Selon le document, « la France se situe au sein de la zone euro dans le groupe des pays avec un taux d’endettement et un solde structurel élevés, comme l’Italie, l’Espagne ou la Belgique. Sur la base des prévisions des programmes de stabilité transmis à la Commission européenne, une divergence persistante risque de s’installer entre la France et les pays qui ont une dette modérée (entre 60 et 80 points de PIB) et des niveaux de solde structurel contenus, comme l’Allemagne, les Pays-Bas ou l’Autriche.
Cette situation au sein de la zone monétaire unique constitue un risque pour la France et pour l’ensemble des États qui en font partie. L’érosion de la confiance à l’égard de la trajectoire des finances publiques d’un des États peut, en effet, se propager dans le reste de la zone euro, notamment via le secteur financier, et créer des tensions pour le financement des dettes et la mise en œuvre de la politique monétaire unique ».

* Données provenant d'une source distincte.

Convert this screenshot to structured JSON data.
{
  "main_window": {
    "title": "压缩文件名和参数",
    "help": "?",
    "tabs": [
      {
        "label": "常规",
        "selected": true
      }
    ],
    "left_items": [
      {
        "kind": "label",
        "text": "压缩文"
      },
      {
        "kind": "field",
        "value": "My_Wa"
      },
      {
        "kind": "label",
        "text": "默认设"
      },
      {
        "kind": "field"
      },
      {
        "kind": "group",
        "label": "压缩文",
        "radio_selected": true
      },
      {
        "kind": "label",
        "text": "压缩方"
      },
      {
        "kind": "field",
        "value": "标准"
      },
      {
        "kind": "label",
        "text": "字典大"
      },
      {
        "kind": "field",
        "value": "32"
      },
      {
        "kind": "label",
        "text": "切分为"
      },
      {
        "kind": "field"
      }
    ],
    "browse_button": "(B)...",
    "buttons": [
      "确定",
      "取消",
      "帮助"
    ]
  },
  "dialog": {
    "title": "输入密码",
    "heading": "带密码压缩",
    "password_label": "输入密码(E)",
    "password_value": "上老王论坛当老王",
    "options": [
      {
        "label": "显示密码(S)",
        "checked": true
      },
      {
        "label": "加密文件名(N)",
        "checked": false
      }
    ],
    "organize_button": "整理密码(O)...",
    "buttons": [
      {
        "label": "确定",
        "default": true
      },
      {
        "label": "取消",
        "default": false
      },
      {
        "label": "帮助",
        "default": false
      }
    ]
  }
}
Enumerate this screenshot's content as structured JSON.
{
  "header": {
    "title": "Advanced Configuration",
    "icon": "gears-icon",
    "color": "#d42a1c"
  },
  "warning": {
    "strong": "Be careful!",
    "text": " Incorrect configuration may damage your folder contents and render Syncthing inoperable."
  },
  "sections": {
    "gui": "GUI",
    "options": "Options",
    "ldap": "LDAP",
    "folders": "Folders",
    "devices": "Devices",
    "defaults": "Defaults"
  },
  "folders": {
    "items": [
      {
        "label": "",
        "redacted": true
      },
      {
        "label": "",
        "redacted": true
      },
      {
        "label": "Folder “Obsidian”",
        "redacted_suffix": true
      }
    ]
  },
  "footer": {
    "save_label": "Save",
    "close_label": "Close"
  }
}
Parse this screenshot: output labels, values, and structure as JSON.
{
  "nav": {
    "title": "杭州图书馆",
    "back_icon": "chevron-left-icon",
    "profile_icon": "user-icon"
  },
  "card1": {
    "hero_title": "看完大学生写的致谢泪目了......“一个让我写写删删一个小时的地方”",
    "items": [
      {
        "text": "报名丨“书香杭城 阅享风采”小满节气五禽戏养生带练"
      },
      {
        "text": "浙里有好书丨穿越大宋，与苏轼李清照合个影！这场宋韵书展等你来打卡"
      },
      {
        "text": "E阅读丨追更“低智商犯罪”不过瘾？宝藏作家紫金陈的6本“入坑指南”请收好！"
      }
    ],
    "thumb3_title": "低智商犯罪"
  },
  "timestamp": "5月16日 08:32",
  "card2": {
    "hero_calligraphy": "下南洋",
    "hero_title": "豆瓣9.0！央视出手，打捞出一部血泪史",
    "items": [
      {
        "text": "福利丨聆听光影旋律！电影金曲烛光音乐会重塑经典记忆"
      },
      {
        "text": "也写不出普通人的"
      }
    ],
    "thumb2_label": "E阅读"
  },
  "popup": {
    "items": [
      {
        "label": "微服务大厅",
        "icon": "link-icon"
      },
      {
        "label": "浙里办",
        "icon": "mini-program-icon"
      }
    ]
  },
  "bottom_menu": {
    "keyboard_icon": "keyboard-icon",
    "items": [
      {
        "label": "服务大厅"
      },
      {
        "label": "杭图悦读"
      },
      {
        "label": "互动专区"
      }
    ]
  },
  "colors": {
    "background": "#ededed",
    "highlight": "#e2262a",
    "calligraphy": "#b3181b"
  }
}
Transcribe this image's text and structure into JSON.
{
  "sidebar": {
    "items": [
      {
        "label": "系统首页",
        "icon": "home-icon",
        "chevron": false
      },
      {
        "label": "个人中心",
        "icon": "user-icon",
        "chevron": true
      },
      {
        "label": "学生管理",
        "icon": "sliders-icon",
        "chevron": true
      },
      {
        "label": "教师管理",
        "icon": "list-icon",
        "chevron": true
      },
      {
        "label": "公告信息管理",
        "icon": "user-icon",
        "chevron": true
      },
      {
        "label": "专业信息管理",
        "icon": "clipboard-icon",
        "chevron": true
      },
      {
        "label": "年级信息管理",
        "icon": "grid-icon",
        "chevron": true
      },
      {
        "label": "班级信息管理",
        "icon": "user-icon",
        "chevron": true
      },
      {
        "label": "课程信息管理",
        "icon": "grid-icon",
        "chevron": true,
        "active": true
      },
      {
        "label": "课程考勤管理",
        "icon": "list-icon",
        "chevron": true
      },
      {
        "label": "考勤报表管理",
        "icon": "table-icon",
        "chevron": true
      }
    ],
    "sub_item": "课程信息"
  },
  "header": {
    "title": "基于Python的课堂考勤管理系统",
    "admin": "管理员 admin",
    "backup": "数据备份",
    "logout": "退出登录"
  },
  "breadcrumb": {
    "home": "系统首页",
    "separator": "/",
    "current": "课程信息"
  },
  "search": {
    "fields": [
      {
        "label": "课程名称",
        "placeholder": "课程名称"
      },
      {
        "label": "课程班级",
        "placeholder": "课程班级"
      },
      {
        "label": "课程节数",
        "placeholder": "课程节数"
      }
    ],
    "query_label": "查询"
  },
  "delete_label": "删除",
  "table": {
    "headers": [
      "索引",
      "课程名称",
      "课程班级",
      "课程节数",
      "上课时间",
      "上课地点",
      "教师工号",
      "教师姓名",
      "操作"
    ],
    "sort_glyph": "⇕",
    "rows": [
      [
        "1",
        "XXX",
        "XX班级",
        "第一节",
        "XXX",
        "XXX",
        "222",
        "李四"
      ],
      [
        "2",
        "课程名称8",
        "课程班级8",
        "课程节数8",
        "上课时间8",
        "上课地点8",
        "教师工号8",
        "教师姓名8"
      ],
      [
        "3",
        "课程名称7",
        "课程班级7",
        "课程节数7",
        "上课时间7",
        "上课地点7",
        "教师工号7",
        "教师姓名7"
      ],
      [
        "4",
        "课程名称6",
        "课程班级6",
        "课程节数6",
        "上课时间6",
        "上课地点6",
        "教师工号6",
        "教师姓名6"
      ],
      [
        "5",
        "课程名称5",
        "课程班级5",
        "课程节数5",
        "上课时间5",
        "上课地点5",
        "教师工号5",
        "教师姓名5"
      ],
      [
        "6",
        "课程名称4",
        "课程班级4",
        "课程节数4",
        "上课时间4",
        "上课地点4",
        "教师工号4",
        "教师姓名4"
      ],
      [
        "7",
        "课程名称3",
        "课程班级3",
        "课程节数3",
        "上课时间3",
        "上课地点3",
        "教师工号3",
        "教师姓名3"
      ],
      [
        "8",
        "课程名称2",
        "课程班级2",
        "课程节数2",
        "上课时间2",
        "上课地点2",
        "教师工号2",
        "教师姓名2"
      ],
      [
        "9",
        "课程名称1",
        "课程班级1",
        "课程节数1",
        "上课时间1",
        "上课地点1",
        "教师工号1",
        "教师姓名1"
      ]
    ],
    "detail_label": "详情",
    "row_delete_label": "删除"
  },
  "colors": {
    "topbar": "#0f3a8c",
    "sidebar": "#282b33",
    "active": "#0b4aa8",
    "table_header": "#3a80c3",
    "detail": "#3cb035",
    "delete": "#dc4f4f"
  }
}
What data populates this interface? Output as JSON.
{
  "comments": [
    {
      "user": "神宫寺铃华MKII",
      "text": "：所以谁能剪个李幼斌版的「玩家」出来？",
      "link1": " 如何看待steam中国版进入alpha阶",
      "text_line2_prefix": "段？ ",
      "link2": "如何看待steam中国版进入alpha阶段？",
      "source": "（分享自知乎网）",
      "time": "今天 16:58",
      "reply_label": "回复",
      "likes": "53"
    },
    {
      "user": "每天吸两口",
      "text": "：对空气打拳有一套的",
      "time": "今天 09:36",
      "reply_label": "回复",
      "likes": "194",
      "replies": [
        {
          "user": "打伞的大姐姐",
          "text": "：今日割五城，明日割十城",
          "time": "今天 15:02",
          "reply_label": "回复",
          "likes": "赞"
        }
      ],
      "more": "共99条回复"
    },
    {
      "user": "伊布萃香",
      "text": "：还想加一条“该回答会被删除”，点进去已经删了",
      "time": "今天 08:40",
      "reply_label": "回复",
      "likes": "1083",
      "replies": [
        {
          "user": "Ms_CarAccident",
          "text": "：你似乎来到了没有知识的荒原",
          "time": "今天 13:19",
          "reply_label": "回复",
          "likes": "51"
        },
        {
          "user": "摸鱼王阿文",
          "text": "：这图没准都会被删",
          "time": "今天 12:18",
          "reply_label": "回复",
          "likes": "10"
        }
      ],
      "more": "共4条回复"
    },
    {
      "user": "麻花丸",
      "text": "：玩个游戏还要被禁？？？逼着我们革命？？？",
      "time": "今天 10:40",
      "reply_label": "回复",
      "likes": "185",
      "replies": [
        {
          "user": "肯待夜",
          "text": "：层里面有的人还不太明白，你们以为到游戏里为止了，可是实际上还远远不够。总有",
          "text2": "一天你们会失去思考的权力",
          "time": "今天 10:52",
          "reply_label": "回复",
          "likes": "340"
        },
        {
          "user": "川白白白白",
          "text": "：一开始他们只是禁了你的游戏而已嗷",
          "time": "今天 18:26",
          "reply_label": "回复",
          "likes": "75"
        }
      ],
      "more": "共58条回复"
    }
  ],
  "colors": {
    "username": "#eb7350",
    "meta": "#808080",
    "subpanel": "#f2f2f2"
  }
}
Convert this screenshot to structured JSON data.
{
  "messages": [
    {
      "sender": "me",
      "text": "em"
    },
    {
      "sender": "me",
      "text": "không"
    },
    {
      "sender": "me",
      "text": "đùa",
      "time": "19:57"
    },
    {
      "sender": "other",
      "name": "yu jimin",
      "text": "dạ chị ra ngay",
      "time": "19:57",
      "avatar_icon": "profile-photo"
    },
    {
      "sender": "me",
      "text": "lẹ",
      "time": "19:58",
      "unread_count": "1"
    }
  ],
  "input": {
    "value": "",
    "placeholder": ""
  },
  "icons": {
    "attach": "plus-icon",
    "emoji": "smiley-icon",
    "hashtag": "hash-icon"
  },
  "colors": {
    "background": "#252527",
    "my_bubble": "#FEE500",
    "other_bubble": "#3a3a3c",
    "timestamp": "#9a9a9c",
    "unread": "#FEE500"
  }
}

« La prochaine loi de programmation prévue à l’automne 2022 devra fixer une stratégie pour des finances publiques soutenables et durables. Contrainte par une croissance fragilisée par la situation géopolitique, par la remontée de l’inflation et par la mise en œuvre de mesures annoncées pendant la campagne présidentielle, cette nouvelle LPFP [loi de programmation des finances publiques] devra tirer les enseignements des échecs des lois de programmation précédentes et devra profiter des nouvelles opportunités créées par la réforme de la loi organique relative aux lois de finances », a ajouté la Cour des comptes.